Lucerne (Medicago sativa) is a deep-rooting perennial plant with numerous small clover-like spikes of blue or violet flowers of upright growth. It is the plant from which Alfalfa seeds are obtained.
Its foliage is green, succulent, and being an early crop is in a sense of some value as an agricultural plant. It yields two rather abundant green crops in the year – of a quality greatly relished by horses and cattle – it fattens them quickly and was much esteemed for increasing the milk of cows.

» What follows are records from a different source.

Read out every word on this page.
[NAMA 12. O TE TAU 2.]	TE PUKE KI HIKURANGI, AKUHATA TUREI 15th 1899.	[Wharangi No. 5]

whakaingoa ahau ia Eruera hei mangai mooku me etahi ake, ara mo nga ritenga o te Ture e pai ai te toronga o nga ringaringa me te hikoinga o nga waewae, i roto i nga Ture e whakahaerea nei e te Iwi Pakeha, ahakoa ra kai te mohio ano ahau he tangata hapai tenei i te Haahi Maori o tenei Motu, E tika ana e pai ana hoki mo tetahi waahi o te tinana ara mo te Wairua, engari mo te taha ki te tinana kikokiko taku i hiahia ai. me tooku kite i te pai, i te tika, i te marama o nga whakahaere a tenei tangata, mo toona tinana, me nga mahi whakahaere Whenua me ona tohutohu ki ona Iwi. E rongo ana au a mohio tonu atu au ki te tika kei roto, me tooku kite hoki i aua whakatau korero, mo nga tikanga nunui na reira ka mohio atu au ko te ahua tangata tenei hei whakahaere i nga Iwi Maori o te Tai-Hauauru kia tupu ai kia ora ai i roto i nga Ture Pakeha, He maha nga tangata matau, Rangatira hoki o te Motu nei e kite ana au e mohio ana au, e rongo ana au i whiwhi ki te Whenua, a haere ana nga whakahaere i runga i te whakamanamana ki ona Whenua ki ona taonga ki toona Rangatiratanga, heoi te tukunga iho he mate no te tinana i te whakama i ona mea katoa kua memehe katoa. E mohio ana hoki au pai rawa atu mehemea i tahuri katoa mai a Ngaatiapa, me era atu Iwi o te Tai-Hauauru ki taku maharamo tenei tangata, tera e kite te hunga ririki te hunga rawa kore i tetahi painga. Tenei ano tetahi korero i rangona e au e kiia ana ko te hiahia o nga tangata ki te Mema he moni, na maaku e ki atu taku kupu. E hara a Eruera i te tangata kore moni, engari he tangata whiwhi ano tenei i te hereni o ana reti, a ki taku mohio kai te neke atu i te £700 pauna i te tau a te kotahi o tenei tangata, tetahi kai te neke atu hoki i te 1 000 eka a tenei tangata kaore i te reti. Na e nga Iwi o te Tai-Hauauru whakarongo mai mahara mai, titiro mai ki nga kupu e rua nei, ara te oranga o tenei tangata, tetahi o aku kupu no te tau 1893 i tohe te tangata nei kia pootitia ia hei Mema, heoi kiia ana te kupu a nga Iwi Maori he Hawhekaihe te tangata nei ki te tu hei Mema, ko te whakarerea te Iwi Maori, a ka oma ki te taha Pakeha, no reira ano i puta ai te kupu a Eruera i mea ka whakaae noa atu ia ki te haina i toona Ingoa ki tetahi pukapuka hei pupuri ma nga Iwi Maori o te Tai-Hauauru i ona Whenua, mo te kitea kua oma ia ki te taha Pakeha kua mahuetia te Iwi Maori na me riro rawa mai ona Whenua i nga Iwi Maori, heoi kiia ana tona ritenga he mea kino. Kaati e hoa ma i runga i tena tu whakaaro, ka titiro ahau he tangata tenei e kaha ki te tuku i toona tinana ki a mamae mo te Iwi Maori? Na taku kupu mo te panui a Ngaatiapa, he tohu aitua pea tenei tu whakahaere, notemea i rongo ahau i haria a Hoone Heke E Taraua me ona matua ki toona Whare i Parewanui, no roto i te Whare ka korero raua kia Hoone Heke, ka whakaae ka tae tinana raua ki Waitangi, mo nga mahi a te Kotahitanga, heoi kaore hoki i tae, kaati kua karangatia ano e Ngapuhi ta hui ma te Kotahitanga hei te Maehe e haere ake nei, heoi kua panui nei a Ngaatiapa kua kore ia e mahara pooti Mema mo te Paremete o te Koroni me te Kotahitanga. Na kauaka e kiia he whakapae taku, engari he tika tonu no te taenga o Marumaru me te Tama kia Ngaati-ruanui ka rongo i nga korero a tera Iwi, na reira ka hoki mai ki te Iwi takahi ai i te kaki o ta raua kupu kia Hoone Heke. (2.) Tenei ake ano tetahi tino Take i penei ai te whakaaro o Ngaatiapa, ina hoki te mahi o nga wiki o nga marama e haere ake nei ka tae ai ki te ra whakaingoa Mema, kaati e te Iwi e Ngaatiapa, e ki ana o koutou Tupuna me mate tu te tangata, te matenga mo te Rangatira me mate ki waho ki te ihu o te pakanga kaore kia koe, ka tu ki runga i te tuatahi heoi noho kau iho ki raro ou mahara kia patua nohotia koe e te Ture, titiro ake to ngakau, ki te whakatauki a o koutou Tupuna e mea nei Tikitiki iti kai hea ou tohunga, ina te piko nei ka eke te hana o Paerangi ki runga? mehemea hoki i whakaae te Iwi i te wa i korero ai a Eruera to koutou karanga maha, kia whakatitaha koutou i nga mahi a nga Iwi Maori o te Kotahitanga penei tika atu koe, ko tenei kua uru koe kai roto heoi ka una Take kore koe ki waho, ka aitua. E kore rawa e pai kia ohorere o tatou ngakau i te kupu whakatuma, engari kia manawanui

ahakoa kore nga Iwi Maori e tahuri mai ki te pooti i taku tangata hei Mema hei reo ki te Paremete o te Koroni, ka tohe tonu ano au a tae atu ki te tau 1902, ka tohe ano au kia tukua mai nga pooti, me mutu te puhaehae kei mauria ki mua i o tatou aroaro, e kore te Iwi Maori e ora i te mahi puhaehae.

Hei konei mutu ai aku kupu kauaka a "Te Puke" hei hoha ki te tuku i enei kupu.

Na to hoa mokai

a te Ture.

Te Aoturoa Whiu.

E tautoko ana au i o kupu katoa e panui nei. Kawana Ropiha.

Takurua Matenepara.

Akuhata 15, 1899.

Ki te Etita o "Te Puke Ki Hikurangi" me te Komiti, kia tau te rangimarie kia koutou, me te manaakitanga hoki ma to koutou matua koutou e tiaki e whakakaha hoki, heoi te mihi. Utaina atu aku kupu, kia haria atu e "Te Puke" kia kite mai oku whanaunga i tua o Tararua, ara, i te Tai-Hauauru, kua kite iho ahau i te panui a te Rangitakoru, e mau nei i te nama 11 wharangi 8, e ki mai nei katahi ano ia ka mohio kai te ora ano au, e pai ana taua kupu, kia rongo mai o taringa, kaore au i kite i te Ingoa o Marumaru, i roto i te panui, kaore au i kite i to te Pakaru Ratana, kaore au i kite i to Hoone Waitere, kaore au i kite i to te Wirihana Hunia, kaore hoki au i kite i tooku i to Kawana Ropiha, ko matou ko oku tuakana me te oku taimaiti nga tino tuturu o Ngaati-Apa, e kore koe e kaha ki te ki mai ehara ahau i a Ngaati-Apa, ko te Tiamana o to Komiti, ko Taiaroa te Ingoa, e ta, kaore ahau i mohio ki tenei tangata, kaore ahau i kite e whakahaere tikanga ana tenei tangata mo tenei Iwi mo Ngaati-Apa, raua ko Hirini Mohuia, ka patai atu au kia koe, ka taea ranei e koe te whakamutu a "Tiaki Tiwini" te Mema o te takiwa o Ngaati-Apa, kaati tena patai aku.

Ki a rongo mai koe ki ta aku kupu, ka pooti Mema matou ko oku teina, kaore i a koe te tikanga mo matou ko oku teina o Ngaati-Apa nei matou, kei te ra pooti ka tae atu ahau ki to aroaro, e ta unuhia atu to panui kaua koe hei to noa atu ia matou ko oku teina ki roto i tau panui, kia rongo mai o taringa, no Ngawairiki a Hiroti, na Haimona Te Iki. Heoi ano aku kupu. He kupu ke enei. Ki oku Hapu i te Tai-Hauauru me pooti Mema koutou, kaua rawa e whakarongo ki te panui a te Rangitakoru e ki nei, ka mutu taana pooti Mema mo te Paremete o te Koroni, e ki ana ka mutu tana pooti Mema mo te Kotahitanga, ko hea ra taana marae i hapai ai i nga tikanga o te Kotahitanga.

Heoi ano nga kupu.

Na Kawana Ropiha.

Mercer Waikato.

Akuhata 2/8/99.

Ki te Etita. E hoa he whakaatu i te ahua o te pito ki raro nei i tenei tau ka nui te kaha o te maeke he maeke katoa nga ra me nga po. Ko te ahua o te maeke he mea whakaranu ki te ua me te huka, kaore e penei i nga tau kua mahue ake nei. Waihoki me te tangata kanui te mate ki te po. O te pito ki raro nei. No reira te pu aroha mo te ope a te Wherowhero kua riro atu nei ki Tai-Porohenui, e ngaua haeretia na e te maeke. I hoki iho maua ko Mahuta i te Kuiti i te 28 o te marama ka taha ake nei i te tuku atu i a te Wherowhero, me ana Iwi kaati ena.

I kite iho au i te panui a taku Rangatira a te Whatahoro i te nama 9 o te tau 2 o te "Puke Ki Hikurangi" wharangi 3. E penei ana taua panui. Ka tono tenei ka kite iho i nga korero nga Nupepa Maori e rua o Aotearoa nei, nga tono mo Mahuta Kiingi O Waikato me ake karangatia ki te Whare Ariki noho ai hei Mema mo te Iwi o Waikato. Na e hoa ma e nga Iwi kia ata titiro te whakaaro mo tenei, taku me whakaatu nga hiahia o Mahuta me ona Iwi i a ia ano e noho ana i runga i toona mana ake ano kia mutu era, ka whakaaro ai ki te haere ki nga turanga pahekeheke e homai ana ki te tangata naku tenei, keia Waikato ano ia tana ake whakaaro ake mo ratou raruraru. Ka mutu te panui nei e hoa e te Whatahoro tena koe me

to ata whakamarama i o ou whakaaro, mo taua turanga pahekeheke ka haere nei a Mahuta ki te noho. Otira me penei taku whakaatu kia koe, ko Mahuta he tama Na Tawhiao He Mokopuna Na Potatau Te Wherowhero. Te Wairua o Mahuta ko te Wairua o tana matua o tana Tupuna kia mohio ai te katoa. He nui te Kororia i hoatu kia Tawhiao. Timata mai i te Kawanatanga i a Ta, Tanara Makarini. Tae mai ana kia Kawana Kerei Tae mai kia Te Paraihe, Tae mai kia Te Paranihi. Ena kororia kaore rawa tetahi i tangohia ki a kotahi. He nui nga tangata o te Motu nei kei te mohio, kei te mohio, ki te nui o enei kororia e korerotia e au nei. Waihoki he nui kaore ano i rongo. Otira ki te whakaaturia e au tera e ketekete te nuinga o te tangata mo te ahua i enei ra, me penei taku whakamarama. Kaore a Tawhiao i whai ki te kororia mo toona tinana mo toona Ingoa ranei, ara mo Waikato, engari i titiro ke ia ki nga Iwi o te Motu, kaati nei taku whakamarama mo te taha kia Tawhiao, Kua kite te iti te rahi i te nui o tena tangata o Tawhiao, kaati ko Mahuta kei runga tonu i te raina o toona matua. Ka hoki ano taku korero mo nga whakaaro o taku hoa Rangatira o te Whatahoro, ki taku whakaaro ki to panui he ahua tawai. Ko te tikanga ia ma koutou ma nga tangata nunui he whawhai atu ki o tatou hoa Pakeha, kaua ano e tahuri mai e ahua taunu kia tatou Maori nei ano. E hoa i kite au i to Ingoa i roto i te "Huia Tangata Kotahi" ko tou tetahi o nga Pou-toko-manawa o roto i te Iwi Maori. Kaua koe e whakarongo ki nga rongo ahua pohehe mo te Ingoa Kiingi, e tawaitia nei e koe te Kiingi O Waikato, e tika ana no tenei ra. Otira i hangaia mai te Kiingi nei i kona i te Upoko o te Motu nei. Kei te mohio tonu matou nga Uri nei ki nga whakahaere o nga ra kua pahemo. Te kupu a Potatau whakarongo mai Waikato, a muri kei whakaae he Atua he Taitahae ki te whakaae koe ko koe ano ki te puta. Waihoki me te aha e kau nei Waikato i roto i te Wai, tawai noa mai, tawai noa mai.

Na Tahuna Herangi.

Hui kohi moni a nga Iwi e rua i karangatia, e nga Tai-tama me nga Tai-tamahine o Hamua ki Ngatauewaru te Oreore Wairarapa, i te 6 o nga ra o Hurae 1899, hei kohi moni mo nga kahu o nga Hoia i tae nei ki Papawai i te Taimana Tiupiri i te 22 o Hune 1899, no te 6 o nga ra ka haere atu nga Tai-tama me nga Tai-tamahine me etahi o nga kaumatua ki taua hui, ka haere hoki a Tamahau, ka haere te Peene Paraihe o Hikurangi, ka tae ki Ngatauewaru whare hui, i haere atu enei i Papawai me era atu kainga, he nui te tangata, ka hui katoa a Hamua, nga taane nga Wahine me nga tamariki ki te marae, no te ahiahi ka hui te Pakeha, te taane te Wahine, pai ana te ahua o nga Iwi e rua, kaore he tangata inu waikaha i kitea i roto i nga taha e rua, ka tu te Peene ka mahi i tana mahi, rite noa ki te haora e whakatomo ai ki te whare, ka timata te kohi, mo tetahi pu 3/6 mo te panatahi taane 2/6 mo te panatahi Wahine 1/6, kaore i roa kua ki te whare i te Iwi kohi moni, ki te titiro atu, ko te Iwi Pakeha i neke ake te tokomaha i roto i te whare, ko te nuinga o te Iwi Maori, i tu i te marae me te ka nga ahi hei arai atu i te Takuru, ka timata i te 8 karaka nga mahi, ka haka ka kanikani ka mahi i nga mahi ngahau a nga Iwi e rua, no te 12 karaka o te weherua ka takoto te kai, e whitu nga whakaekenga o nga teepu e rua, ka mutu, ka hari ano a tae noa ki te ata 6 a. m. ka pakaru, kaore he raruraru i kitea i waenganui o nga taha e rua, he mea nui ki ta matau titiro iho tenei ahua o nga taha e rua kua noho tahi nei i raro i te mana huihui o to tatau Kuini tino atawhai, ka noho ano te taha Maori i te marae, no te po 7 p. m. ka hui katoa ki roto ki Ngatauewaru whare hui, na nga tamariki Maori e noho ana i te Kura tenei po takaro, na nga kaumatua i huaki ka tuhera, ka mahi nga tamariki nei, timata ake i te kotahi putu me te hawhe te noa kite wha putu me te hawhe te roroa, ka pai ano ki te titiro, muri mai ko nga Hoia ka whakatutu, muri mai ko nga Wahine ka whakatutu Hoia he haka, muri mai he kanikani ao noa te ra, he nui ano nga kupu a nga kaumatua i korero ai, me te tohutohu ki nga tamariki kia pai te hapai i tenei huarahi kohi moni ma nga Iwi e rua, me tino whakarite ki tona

One of the objections to growing it as a crop is the three to four years required before it attains full growth. When this plant is found in Britain growing wild it is merely an escape from cultivation. It may possibly have been a native of Europe; it is of great antiquity, having been imported into Greece from the East after Darius had discovered it in Medea, hence its name. It is referred to by Roman writers, and is cultivated in Persia and Peru, where it is mown all the year round. It first came into notice in 1757 in Britain.
It is also known as Purple Medicle or Buffalo Herb, and in China as Mu Su
Traditional Uses of Lucerne:-
The Chinese who call it Mu Su used it to stimulate appetite and to treat digestive problems, particularly ulcers.
Ancient Indian Ayurvedic physicians used Lucerne to treat ulcers, arthritis pains and fluid retention.
Early Native Americans used Lucerne to treat arthritis, boils, cancer, scurvy, and urinary and bowel problems. Pioneer women used it to aid menstruation.
There is some evidence in clinical trials that the herb was found to reduce the serum cholesterol levels and is suggested as an aid in cases of arteriosclerosis.
Lucerne has been used traditionally for treating infections resulting from surgical incisions, bed sores and inner ear problems.